Was there ever a building or structure so strange, so awkward, so ugly that no one yearned to turn it into a restaurant?
Chicken coop, stable, giant tree stump. Why not? Especially if it was likely to catch the eye of speeding motorists and get them to stop out of sheer curiosity if nothing else.
That’s not to say that the Big Tree Inn, for instance, had nothing to recommend it but its oddness, but it certainly had plenty of that. Built from two sections of a redwood log it was designed to exhibit Humboldt County CA’s wood products at the 1915 Panama-Pacific International Exposition.
The stump house, 20 ft in diameter, plus its associated log structure, was contrived by the Rodney Burns Redwood Novelty Co. and shipped by rail in sections to San Francisco where it was reassembled.
Following the exposition, a realtor in Washington state bought the log structure, transporting it to Des Moines WA at great cost.

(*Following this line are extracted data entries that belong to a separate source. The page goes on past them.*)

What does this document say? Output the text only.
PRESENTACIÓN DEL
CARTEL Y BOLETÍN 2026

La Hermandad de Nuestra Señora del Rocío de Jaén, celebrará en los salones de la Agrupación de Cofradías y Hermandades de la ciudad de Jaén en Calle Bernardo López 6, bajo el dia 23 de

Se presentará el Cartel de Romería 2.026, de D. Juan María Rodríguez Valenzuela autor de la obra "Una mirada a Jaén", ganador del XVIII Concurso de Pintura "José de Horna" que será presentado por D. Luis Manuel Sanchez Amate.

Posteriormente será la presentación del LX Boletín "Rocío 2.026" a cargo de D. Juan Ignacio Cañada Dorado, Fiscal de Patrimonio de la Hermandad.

Then he added a kitchen and dining room. The odd building quickly proved a great attraction to gawkers.
The realtor’s intentions in buying the two-part building are unclear – if he had hoped to make money from the redwood structure he was evidently disappointed. For several years the property languished among the real estate listings even though it was described as “very desirable for a chicken dinner place.”

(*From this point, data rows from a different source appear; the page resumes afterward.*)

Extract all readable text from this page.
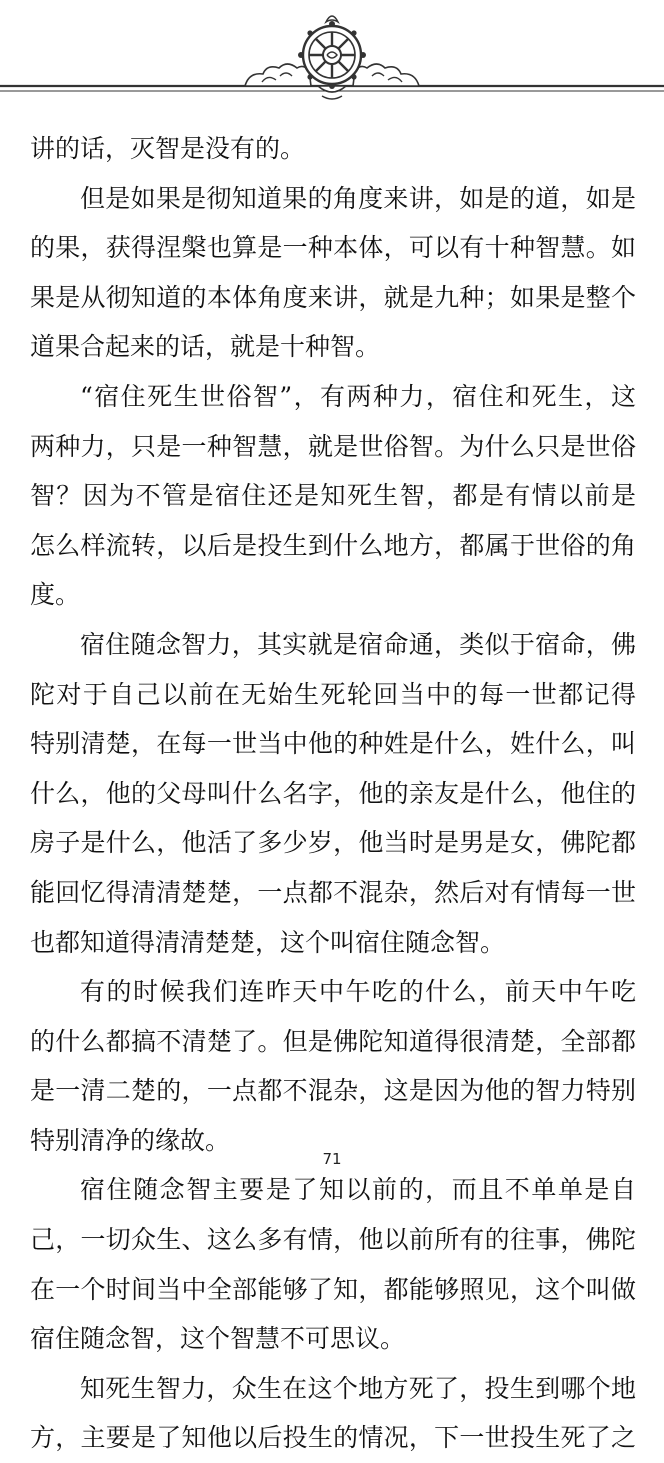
讲的话，灭智是没有的。
但是如果是彻知道果的角度来讲，如是的道，如是
的果，获得涅槃也算是一种本体，可以有十种智慧。如
果是从彻知道的本体角度来讲，就是九种；如果是整个
道果合起来的话，就是十种智。
“宿住死生世俗智”，有两种力，宿住和死生，这
两种力，只是一种智慧，就是世俗智。为什么只是世俗
智？因为不管是宿住还是知死生智，都是有情以前是
怎么样流转，以后是投生到什么地方，都属于世俗的角
度。
宿住随念智力，其实就是宿命通，类似于宿命，佛
陀对于自己以前在无始生死轮回当中的每一世都记得
特别清楚，在每一世当中他的种姓是什么，姓什么，叫
什么，他的父母叫什么名字，他的亲友是什么，他住的
房子是什么，他活了多少岁，他当时是男是女，佛陀都
能回忆得清清楚楚，一点都不混杂，然后对有情每一世
也都知道得清清楚楚，这个叫宿住随念智。
有的时候我们连昨天中午吃的什么，前天中午吃
的什么都搞不清楚了。但是佛陀知道得很清楚，全部都
是一清二楚的，一点都不混杂，这是因为他的智力特别
特别清净的缘故。
宿住随念智主要是了知以前的，而且不单单是自
己，一切众生、这么多有情，他以前所有的往事，佛陀
在一个时间当中全部能够了知，都能够照见，这个叫做
宿住随念智，这个智慧不可思议。
知死生智力，众生在这个地方死了，投生到哪个地
方，主要是了知他以后投生的情况，下一世投生死了之
71
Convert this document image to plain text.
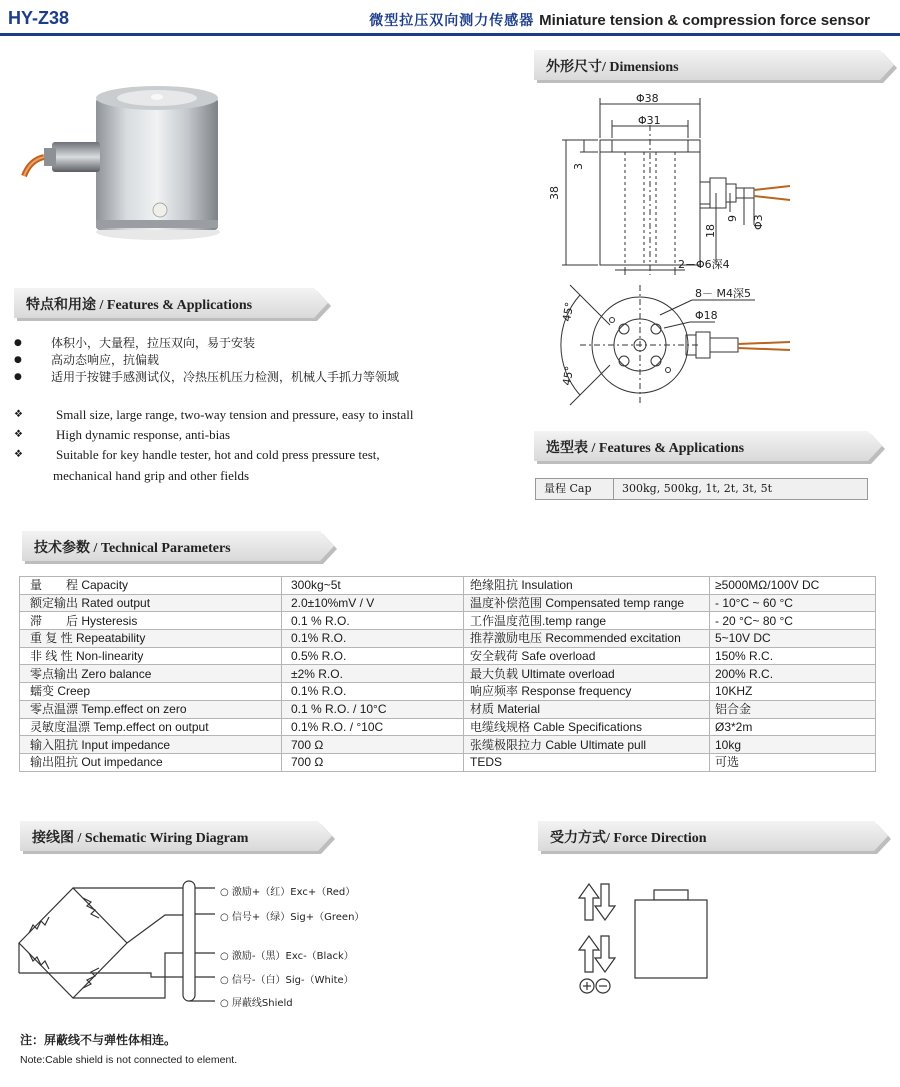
HY-Z38	微型拉压双向测力传感器 Miniature tension & compression force sensor
特点和用途 / Features & Applications
● 体积小，大量程，拉压双向，易于安装
● 高动态响应，抗偏载
● 适用于按键手感测试仪，冷热压机压力检测，机械人手抓力等领域
❖ Small size, large range, two-way tension and pressure, easy to install
❖ High dynamic response, anti-bias
❖ Suitable for key handle tester, hot and cold press pressure test,
mechanical hand grip and other fields
外形尺寸/ Dimensions
Φ38
Φ31
38
3
18
9 Φ3
2－Φ6深4
8－ M4深5
Φ18
45°
45°
选型表 / Features & Applications
量程 Cap	300kg, 500kg, 1t, 2t, 3t, 5t
技术参数 / Technical Parameters
量　　程 Capacity	300kg~5t	绝缘阻抗 Insulation	≥5000MΩ/100V DC
额定输出 Rated output	2.0±10%mV / V	温度补偿范围 Compensated temp range	- 10°C ~ 60 °C
滞　　后 Hysteresis	0.1 % R.O.	工作温度范围.temp range	- 20 °C~ 80 °C
重 复 性 Repeatability	0.1% R.O.	推荐激励电压 Recommended excitation	5~10V DC
非 线 性 Non-linearity	0.5% R.O.	安全载荷 Safe overload	150% R.C.
零点输出 Zero balance	±2% R.O.	最大负载 Ultimate overload	200% R.C.
蠕变 Creep	0.1% R.O.	响应频率 Response frequency	10KHZ
零点温漂 Temp.effect on zero	0.1 % R.O. / 10°C	材质 Material	铝合金
灵敏度温漂 Temp.effect on output	0.1% R.O. / °10C	电缆线规格 Cable Specifications	Ø3*2m
输入阻抗 Input impedance	700 Ω	张缆极限拉力 Cable Ultimate pull	10kg
输出阻抗 Out impedance	700 Ω	TEDS	可选
接线图 / Schematic Wiring Diagram
○ 激励+（红）Exc+（Red）
○ 信号+（绿）Sig+（Green）
○ 激励-（黑）Exc-（Black）
○ 信号-（白）Sig-（White）
○ 屏蔽线Shield
受力方式/ Force Direction
注：屏蔽线不与弹性体相连。
Note:Cable shield is not connected to element.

Finally, in 1923 a couple from Seattle, middle-aged and recently married Andrew and Katherine Swanson, bought the Big Tree Inn. Andrew was a bookbinder, an occupation with no seeming suitability for operating a restaurant. Katherine, however, had worked as a cook.
The two managed to make a success of the venture, running it as a seasonal business for 20 years. A 1930 postcard shows Katherine standing in front of the Big Tree with her new Oldsmobile.
It was a popular destination for parties of city dwellers wanting chicken or steak dinners – or other dishes listed on the menu shown above such as Minced Ham and Pickle Sandwiches. In 1925 a Seattle newspaper advertised the Big Tree as “The Most Unique and Attractive Summer Resort in Washington” – On Des Moines Highway – Family Chicken Dinner, $2.00 – Special ½ Fried Chicken, on Toast, 50c. Not necessary to phone. We are always ready to serve.”
The Big Tree Inn’s location on a heavily traveled highway between Seattle and Tacoma was essential to its success, so when the highway was rerouted in 1938 the Big Tree Inn followed. The Swansons sold it in 1944. The building survived a bad fire in 1946 and was back on the market five years later, described as a “summer gold mine on main hiway” that was “ideal [for] couple management.” What happened to it after that I don’t know.